Por que Macron e o premiê italiano estão citando Dostoiévski?
Nas últimas semanas, dois líderes europeus citaram o escritor russo Fiódor Dostoiévski (1821-1881): o presidente francês, Emmanuel Macron, e o recém-empossado premiê italiano, Giuseppe Conte. A coincidência foi pescada pela revista americana Atlantic, que se perguntou se “a Europa está passando por um momento Dostoiévski”. Pode ser. A citação explorada por ambos os líderes nos ajuda a entender seu apelo. O escritor russo disse em 1880 que:
Os povos da Europa não têm ideia do quão queridos são para nós. Acredito que nós, os russos futuros, compreenderemos que se transformar em um genuíno russo significa finalmente buscar a reconciliação de todas as controvérsias europeias, demonstrar a solução à ânsia europeia em nossa alma russa tão humanitária e tão unificadora. Sim, o destino russo é de uma maneira incontestável europeu e universal.
Dostoiévski queria, ao proferir essas palavras diante da estátua do lendário poeta russo Pushkin, defender a ideia de um universalismo russo.

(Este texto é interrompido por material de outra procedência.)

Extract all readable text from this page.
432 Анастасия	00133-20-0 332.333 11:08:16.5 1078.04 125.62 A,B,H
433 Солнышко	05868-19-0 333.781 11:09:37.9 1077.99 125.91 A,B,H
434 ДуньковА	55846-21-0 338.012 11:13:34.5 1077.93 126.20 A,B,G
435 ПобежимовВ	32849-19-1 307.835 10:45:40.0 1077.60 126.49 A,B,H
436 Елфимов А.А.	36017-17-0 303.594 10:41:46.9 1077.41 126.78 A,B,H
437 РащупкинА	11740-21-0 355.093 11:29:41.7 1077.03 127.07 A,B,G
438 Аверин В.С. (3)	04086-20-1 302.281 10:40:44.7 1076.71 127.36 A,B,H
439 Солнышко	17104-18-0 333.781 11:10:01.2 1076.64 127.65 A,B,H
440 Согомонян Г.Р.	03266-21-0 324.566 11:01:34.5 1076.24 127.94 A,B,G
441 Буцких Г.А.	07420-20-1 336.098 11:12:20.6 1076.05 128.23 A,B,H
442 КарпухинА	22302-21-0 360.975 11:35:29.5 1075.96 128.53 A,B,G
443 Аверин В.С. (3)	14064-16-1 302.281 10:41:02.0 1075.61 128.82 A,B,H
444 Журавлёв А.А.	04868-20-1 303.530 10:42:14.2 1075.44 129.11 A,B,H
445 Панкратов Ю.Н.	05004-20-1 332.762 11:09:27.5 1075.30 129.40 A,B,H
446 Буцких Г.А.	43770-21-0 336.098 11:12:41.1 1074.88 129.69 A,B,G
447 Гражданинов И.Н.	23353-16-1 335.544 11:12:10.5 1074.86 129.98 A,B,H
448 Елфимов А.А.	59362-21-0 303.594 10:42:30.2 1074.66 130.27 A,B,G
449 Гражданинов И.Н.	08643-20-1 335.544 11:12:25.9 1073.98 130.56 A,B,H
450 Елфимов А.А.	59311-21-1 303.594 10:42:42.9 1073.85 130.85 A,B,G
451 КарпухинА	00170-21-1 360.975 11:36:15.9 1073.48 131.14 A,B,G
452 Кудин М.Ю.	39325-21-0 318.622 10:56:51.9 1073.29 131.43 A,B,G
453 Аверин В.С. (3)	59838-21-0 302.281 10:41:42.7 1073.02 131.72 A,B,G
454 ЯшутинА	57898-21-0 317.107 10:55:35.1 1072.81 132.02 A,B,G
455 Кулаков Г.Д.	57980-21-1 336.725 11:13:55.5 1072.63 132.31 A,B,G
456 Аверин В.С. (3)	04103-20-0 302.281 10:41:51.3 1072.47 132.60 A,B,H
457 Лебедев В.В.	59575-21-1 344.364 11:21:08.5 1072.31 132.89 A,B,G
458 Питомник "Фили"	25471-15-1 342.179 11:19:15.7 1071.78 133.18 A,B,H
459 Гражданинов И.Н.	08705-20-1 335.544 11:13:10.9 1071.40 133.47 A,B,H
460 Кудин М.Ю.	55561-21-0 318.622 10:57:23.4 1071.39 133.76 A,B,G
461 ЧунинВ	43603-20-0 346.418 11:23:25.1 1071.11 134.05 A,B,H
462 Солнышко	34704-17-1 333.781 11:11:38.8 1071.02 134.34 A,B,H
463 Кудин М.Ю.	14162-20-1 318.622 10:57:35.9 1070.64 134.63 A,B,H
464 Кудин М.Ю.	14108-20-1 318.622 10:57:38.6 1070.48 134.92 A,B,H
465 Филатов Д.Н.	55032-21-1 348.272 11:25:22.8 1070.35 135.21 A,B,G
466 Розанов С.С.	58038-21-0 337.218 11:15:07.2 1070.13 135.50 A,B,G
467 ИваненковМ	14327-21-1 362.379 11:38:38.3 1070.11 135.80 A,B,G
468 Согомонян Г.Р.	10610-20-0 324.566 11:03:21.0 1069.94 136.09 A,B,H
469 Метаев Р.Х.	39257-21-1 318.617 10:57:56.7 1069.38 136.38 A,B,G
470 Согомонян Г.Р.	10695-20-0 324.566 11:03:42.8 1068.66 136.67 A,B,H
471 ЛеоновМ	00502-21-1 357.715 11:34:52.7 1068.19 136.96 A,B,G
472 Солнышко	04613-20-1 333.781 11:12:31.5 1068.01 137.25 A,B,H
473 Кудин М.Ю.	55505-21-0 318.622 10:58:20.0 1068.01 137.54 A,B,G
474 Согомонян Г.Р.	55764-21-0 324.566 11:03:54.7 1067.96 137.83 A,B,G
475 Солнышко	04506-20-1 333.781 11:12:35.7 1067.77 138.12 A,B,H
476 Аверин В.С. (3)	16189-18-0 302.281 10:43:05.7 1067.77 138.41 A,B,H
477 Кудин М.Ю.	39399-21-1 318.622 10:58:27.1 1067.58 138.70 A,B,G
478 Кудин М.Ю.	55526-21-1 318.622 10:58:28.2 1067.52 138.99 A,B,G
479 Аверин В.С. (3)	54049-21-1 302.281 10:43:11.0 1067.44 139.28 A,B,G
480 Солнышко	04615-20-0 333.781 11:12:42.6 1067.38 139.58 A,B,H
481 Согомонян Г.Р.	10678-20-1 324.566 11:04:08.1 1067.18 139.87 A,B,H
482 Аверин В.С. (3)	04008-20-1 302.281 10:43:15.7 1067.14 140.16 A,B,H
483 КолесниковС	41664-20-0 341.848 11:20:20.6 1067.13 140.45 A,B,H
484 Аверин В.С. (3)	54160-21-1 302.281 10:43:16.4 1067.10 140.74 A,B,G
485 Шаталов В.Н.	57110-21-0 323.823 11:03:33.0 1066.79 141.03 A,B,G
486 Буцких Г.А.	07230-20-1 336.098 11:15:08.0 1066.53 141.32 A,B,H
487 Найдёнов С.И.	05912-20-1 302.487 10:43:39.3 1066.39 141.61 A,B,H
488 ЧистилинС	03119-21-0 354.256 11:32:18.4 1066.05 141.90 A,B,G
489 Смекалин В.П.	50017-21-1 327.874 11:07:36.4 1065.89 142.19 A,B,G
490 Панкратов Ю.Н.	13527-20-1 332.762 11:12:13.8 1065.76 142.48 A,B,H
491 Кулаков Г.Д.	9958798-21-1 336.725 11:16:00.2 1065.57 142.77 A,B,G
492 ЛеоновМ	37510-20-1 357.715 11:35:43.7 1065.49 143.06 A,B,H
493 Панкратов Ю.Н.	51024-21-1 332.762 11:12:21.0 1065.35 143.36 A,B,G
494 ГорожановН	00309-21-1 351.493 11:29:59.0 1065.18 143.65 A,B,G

Como explica a Atlantic, ele conseguiu convencer ambos os bandos daquela época: os defensores de uma identidade eslava e os entusiastas de uma aproximação com o ocidente europeu. “Duas escolas de pensamento que ainda ressoam hoje”, afirma a revista.
Macron –um presidente algo intelectual, afeito a citar filósofos– recuperou esse discurso ao se reunir com o líder russo, Vladimir Putin, no mês passado. “Todos nós temos contradições europeias a resolver com os nossos povos”, disse, acenando a Dostoiévski. Queria, assim, fortalecer a relação entre França e Rússia com base nessa referência.
O presidente francês assumiu o cargo em 2017 com uma retórica bastante dura contra Putin. Sugeriu que o líder russo havia incentivado uma campanha de desinformação durante as eleições do ano passado, por exemplo, e chegou a proibir alguns meios russos de assistir à sua posse no Louvre. Ao mesmo tempo, porém, Macron insistiu desde o início de seu mandato na necessidade de a França se reaproximar da Rússia, nestes anos de atritos entre Moscou e a União Europeia.
Já o italiano Conte manejou o discurso de Dostoiévski de maneira mais atabalhoada diante do Senado, buscando uma mensagem de “elites contra o povo” que não estava no texto original. Ele reclamou dos críticos ao seu governo, que descrevem os partidos reinantes 5 Estrelas e Liga como populistas. “Se ‘populismo’ é a atitude da classe governante para ouvir as necessidades do povo, e aqui me inspiro em Dostoiévski e Pushkin, se ser ‘antissistema’ significa introduzir um novo sistema, então essas forças políticas merecem essa descrição.”
Mas Conte, como Macron, tinha um objetivo em comum ao pinçar a fala de Dostoiévski: sinalizar a abertura de seu país a Moscou, algo prometido durante a campanha do 5 Estrelas e da Liga. Seu governo defende o fim das sanções econômicas contra a Rússia, um gesto em desalinho com a política de aliados como a Alemanha e o Reino Unido.